Democratic orthodoxy was rigidly enforced. Chairmen who strayed from the script got dumped. Junior members monitored the actions of their leaders, and moved against them in the caucus.
The House Rules Committee chairman, Joe Moakley of Massachusetts, captured the Democratic attitude toward their colleagues across the aisle: “We’ve got the votes. Screw you.”
Says Ornstein: “You had a majority governing that was arrogant, complacent, condescending, and casually corrupt.”
Enter Newt.

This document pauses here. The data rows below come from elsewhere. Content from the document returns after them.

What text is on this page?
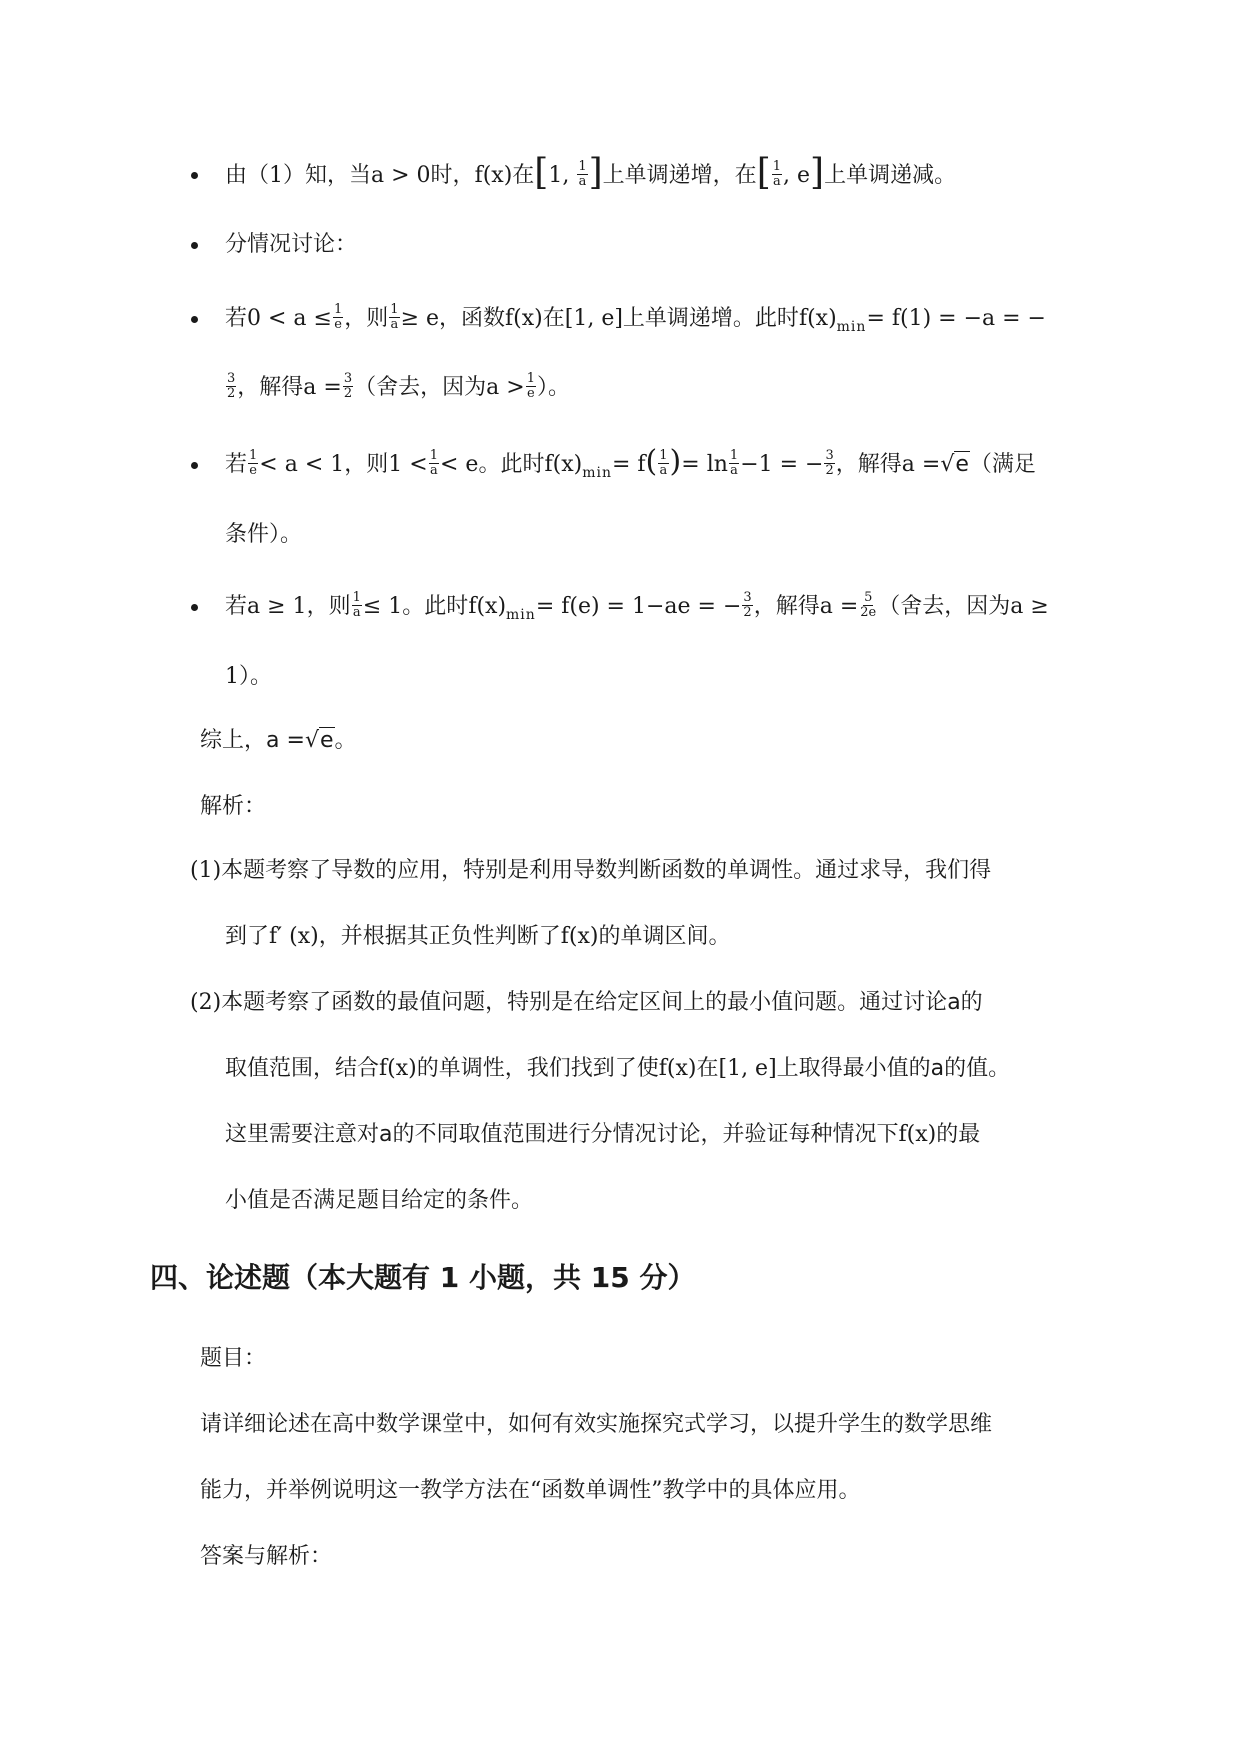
由（1）知，当a > 0时，f(x)在[1, $\frac{1}{a}$ ]上单调递增，在[ $\frac{1}{a}$ , e]上单调递减。
分情况讨论：
若$0 < a \le \frac{1}{e}$ ，则 $\frac{1}{a} \ge e$，函数f(x)在[1, e]上单调递增。此时$f(x)_{min}= f(1) = -a$ = −
$\frac{3}{2}$ ，解得$a = \frac{3}{2}$ （舍去，因为$a > \frac{1}{e}$ ）。
若 $\frac{1}{e} < a < 1$，则$1 < \frac{1}{a} < e$。此时$f(x)_{min}= f( \frac{1}{a}$ )= $\ln \frac{1}{a} -1$ = − $\frac{3}{2}$ ，解得a =√e（满足
条件）。
若a ≥ 1，则 $\frac{1}{a} \le 1$。此时$f(x)_{min}= f(e) = 1-ae$ = − $\frac{3}{2}$ ，解得$a = \frac{5}{2e}$ （舍去，因为a ≥
1）。
综上，a =√e。
解析：
(1)本题考察了导数的应用，特别是利用导数判断函数的单调性。通过求导，我们得
到了f′ (x)，并根据其正负性判断了f(x)的单调区间。
(2)本题考察了函数的最值问题，特别是在给定区间上的最小值问题。通过讨论a的
取值范围，结合f(x)的单调性，我们找到了使f(x)在[1, e]上取得最小值的a的值。
这里需要注意对a的不同取值范围进行分情况讨论，并验证每种情况下f(x)的最
小值是否满足题目给定的条件。
四、论述题（本大题有 1 小题，共 15 分）
题目：
请详细论述在高中数学课堂中，如何有效实施探究式学习，以提升学生的数学思维
能力，并举例说明这一教学方法在“函数单调性”教学中的具体应用。
答案与解析：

Stage right.
NEWT WRITES A SCRIPT
Gingrich was 35 when he arrived in Congress in 1978. He was brilliant, glib, audacious.
To Democrats, as then-Majority Leader Jim Wright of Texas wrote in his diary, Gingrich was “a shrill and shameless little demagogue.”
Gingrich may well have agreed. “One of the great problems we have in the Republican Party is that we don’t encourage you to be nasty,” he said. “We encourage you to be neat, obedient and loyal and faithful and all those Boy Scout words, which would be great around a campfire but are lousy in politics.”
His words rang true to a core group of younger Republicans—they called themselves the Conservative Opportunity Society—who felt, as Rep. Robert Walker of Pennsylvania put it, “increasingly frustrated” with a “Republican leadership that seemed to be more accommodationist.”
Gingrich set out to be nasty. Boy, he was good at it. He secured his place in history as the visionary leader who helped his party seize control of the House in 1994, ending 40 years in the minority. But his congressional legacy also included three ruined speakerships, a government shutdown, a disastrous presidential impeachment, the public disgrace of respected leaders from both parties, and a deep poisoning of the atmosphere in Congress.
“The pragmatism, the practical situation is that you’ve got to get votes from the other side to make anything go,” said former Rep. Bob Michel of Illinois, the man whom Gingrich succeeded as the GOP leader in the House. “Well, Newt, let’s face it. His personality wasn’t exactly that type.”
Air conditioning transformed the South. A transformed South sent Gingrich to Congress. And with Gingrich came, Polsby noted, the current “era of ill feelings.”
THE ERA OF ILL FEELINGS
Those old cronies, Wilbur Mills and John Byrnes, would not recognize today’s faster, meaner Congress. House and Senate members no longer dally in the cloakroom or on the floor, trading stories and pork-barrel projects. They are too busy tweeting their disciples, or raising money for the next campaign.
And not just their own. Congressional candidates, who used to mount distinctive, personalized crusades for office, increasingly find themselves as cogs in national, parliamentary-style elections. The lucky ones draw high ratings from the national super PACS and are rewarded with a deluge of cash. In time, as they find favor with donors and lobbyists, they raise money for colleagues through their own fundraising committees.
Polarization has raised the stakes. The House has seen three “wave” elections in the past decade alone—in 2006, 2008, and 2010. Although most politics is still local, and redistricting or longtime service has insulated many members from getting tossed themselves, a shift in party control can drastically affect their influence and the success of their agenda.
The Gingrich revolution of 1994 “ushered in an era where, in almost any election, the majority can change,” Ornstein says. “So the stakes are higher. Before, the game was played between the 40-yard lines; now it is played from goalpost to goalpost. And so the mindset shifts.” Adds his sidekick Mann: “The pressure is enormous to stick with the herd, because so much of Congress today is about strategic, partisan, team play.”
Of course, there is no “I” in “team.” Today’s lawmakers put their individualism on hold when they enter Congress, and they often take orders from legislative leaders and their party’s powerful constituencies. None dares displease the spectators in the press box or the bleachers. A swift scourging, on talk radio or cable television, awaits those who deviate from the party line or compromise on issues. The threat of a primary challenge, funded and fueled from the ideological edges, keeps members in line.
“One of the great problems we have in the Republican Party is that we don’t encourage you to be nasty.” —Newt Gingrich, 1978
Sturdy Republicans such as former Sen. Robert Bennett of Utah and former Rep. Michael Castle of Delaware and Democrats such as Sen. Joe Lieberman of Connecticut, who once graced his party’s national ticket, have been humiliated in a party primary or caucus in recent years. Lieberman survived as an
independent, but Bennett and Castle didn’t, and their defeats haunt the Capitol like Marley’s ghost.